Les multiples principautés soudanaises, autour des axes commerciaux majeurs naturels que demeurent la Vallée du Nil et la Mer Rouge, réussissent à survivre, voire à atteindre une certaine prospérité locale assise sur le trafic d’esclaves. Le Soudan, qui prend à cette époque son nom, sert d’espace de transit, approvisionnant en esclaves noirs une bonne partie du monde arabo-musulman, de l’Egypte à la Mésopotamie. Les principautés de l’Ouest du Soudan, en particulier au Darfour, organisent directement des raids de capture d’esclaves sur les terres voisines méridionales habitées par des populations noires. Ces raids se poursuivent jusqu’aux années 1870-1880 au moins, avec une ampleur très significative. La grande majorité des populations de Centrafrique détestent particulièrement les musulmans soudanais, ou perçus comme tels, à cause de cette histoire douloureuse relativement récente, dont les exactions de la Séléka en 2013-14 ont ravivée le souvenir, puisque la Séléka est largement constituée de combattants volontaires musulmans soudanais.
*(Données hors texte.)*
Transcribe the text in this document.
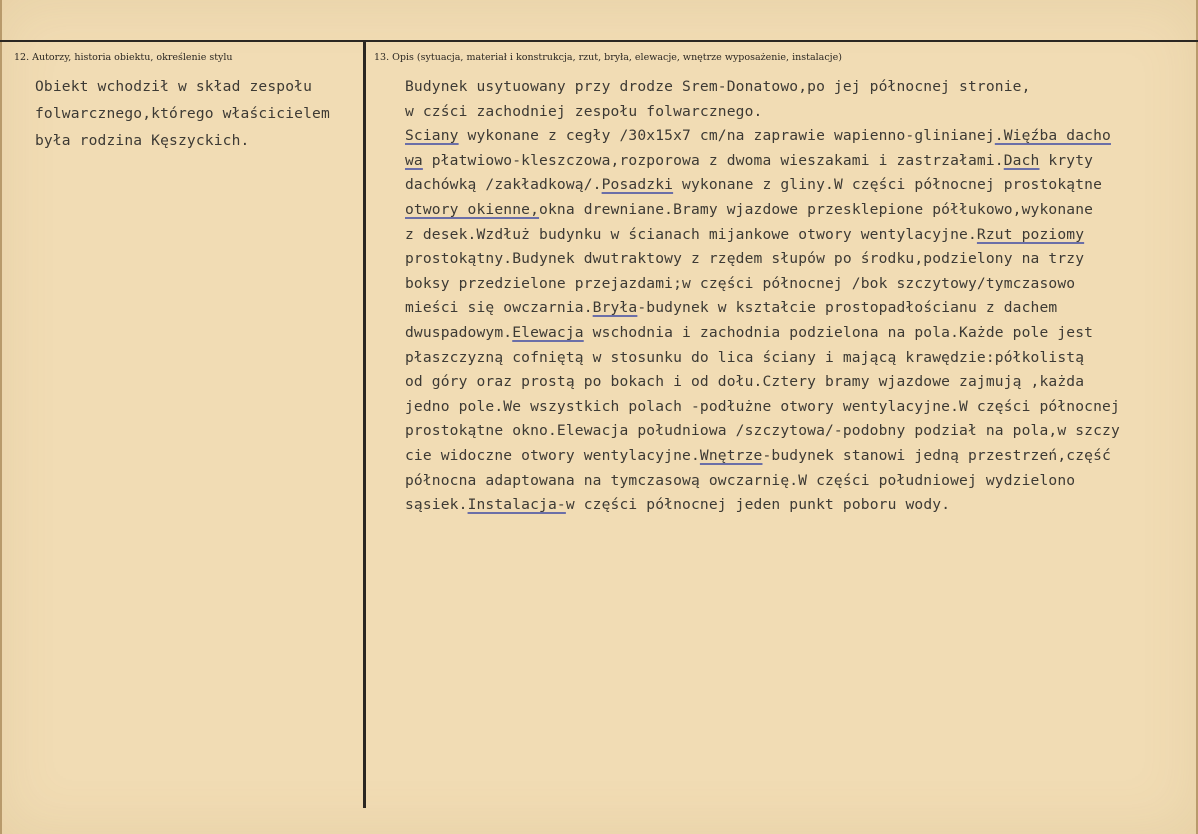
12. Autorzy, historia obiektu, określenie stylu	13. Opis (sytuacja, materiał i konstrukcja, rzut, bryła, elewacje, wnętrze wyposażenie, instalacje)
Obiekt wchodził w skład zespołu
folwarcznego,którego właścicielem
była rodzina Kęszyckich.
Budynek usytuowany przy drodze Srem-Donatowo,po jej północnej stronie,
w czści zachodniej zespołu folwarcznego.
Sciany wykonane z cegły /30x15x7 cm/na zaprawie wapienno-glinianej.Więźba dacho
wa płatwiowo-kleszczowa,rozporowa z dwoma wieszakami i zastrzałami.Dach kryty
dachówką /zakładkową/.Posadzki wykonane z gliny.W części północnej prostokątne
otwory okienne,okna drewniane.Bramy wjazdowe przesklepione półłukowo,wykonane
z desek.Wzdłuż budynku w ścianach mijankowe otwory wentylacyjne.Rzut poziomy
prostokątny.Budynek dwutraktowy z rzędem słupów po środku,podzielony na trzy
boksy przedzielone przejazdami;w części północnej /bok szczytowy/tymczasowo
mieści się owczarnia.Bryła-budynek w kształcie prostopadłościanu z dachem
dwuspadowym.Elewacja wschodnia i zachodnia podzielona na pola.Każde pole jest
płaszczyzną cofniętą w stosunku do lica ściany i mającą krawędzie:półkolistą
od góry oraz prostą po bokach i od dołu.Cztery bramy wjazdowe zajmują ,każda
jedno pole.We wszystkich polach -podłużne otwory wentylacyjne.W części północnej
prostokątne okno.Elewacja południowa /szczytowa/-podobny podział na pola,w szczy
cie widoczne otwory wentylacyjne.Wnętrze-budynek stanowi jedną przestrzeń,część
północna adaptowana na tymczasową owczarnię.W części południowej wydzielono
sąsiek.Instalacja-w części północnej jeden punkt poboru wody.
C’est afin de capter, réorganiser, rationnaliser ces flux de trafic d’esclaves, que le nouvel Etat égyptien de Mehmet-Ali déclenche en 1810 la conquête du Soudan actuel achevée en l’espace d’une vingtaine d’années. Une décennie plus tard, elle sera complétée par celle du Sud-Soudan dans les années 1840. Les Egyptiens recréent un réseau urbain, dont la capitale actuelle, Khartoum.
 

LA COLONISATION BRITANNIQUE

 
L’invasion britannique de l’Egypte en 1881 provoque l’effondrement de la domination égyptienne au Soudan. Profitant du vide politique, se met en place, exactement sur le territoire du Soudan actuel, l’Etat messianique du Mahdi. Le Mahdi, notion discutée dans l’orthodoxie sunnite, est un personnage réputé inspiré par Allah devant guider les musulmans à la fin des temps. L’Etat mahdiste (1881-1898) constitue une référence incontournable pour le Soudan actuel, voire l’ensemble du monde musulman. Qui se souvient avec fierté du fait d’armes de la prise de Khartoum (1885) contre le général britannique Gordon. Ce dernier, célébré en Europe jusqu’aux années 1960, est aujourd’hui voué aux gémonies avec tout le passé colonial.
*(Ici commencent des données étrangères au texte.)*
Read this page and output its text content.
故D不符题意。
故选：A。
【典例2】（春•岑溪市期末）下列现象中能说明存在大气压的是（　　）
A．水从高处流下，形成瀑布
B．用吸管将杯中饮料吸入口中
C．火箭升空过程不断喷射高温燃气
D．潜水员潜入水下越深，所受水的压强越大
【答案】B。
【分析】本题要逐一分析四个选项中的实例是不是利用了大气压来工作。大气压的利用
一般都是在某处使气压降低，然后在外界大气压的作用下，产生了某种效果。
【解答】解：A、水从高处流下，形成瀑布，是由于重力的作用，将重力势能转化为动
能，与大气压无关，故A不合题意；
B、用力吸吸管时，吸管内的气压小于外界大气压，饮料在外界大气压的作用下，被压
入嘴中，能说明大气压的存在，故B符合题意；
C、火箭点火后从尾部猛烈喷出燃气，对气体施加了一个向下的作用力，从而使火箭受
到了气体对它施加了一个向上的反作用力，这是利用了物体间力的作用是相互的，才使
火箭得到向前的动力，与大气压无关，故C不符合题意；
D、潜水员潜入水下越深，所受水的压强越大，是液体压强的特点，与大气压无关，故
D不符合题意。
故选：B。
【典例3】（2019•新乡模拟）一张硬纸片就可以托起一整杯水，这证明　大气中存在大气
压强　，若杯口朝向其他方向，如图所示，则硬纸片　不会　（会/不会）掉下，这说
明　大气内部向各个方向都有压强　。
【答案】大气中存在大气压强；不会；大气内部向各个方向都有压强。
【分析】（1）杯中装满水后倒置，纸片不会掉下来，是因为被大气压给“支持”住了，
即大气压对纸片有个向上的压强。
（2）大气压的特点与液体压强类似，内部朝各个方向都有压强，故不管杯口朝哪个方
La colonisation britannique (1898-1956) est bâtie juridiquement sur la fiction d’un condominium anglo-égyptien. C’est en fait Londres qui gère vraiment le Soudan. Le Sud-Soudan est probablement sauvé, dans ce cadre, de l’islamisation et de l’arabisation entamée dans le cadre égyptien, puis mahdiste. Une frontière est fixée le long d’un affluent de direction ouest-est du Nil Blanc, le Bahr-el-Ghazal, que les nomades musulmans ont interdiction absolue de franchir. Les missionnaires anglais, le plus souvent protestants, diffusent le christianisme au Soudan du Sud ; ce dernier reste toutefois minoritaire sur place jusqu’aux années 1990, face au paganisme traditionnel. En revanche, nul effort missionnaire chrétien n’est mené en terre réputée musulmane. La colonisation britannique freine le processus d’arabisation et d’islamisation, mais ne le brise pas, ni même ne l’interrompt.
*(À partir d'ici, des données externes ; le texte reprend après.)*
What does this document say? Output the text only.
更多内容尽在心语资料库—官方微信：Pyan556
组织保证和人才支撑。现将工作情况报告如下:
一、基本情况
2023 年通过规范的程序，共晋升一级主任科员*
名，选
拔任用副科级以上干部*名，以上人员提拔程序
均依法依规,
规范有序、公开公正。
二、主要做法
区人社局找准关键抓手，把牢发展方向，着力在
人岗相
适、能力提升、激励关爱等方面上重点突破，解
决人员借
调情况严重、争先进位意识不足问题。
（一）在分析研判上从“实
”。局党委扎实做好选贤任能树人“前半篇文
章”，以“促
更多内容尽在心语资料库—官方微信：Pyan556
Au Soudan, la domination britannique respecte les hommes de pouvoir traditionnels, parfois promus au rang de « sultans ». Elle accorde parfois une autonomie de gestion locale réelle, à la condition sine qua non de respecter la Pax britannica. Les Britanniques réalisent une œuvre économique significative, avec la construction de voies ferrées, de barrages, permettant le développement de larges périmètres irrigués.
 

LA VOLONTE DE CONSTRUCTION D’UNE NATION ARABE ET MUSULMANE UNIFIEE

 
Lors du départ des Britanniques, en 1956, qui se fera selon le mode historique des décolonisations des années 1950, le Soudan manque de peu la réunification avec l’Egypte. La classe politique qui accède au pouvoir en 1956 est paradoxalement rattachiste. Elle développe un programme jugé compatible avec une réunification à long terme, et même avec l’intégration dans une confédération panarabe. Le Soudan se joindra de fait à la Ligue Arabe, dont il est toujours membre.
L’Egypte se consacrant jusqu’aux années 1970 essentiellement à son conflit contre Israël, le Soudan n’est guère menacé au Nord. Depuis 1960 à nos jours, il est entouré sur ses autres frontières d’Etats fragiles. Aussi, l’armée se spécialise-t-elle dans la lutte contre les ennemis intérieurs, réels ou supposés, avec une certaine efficacité technique dans le savoir-faire de la lutte antiguérilla. Au-delà des péripéties, nombreuses et réelles de la vie politique à Khartoum, le cap de l’arabisation et de l’islamisation est maintenu de 1956 à nos jours. Au mieux, un statut dérogatoire est accordé aux provinces du Sud-Soudan, arrangement toujours demeuré provisoire, jusqu’à celui de 2005, prélude à la sécession de 2011.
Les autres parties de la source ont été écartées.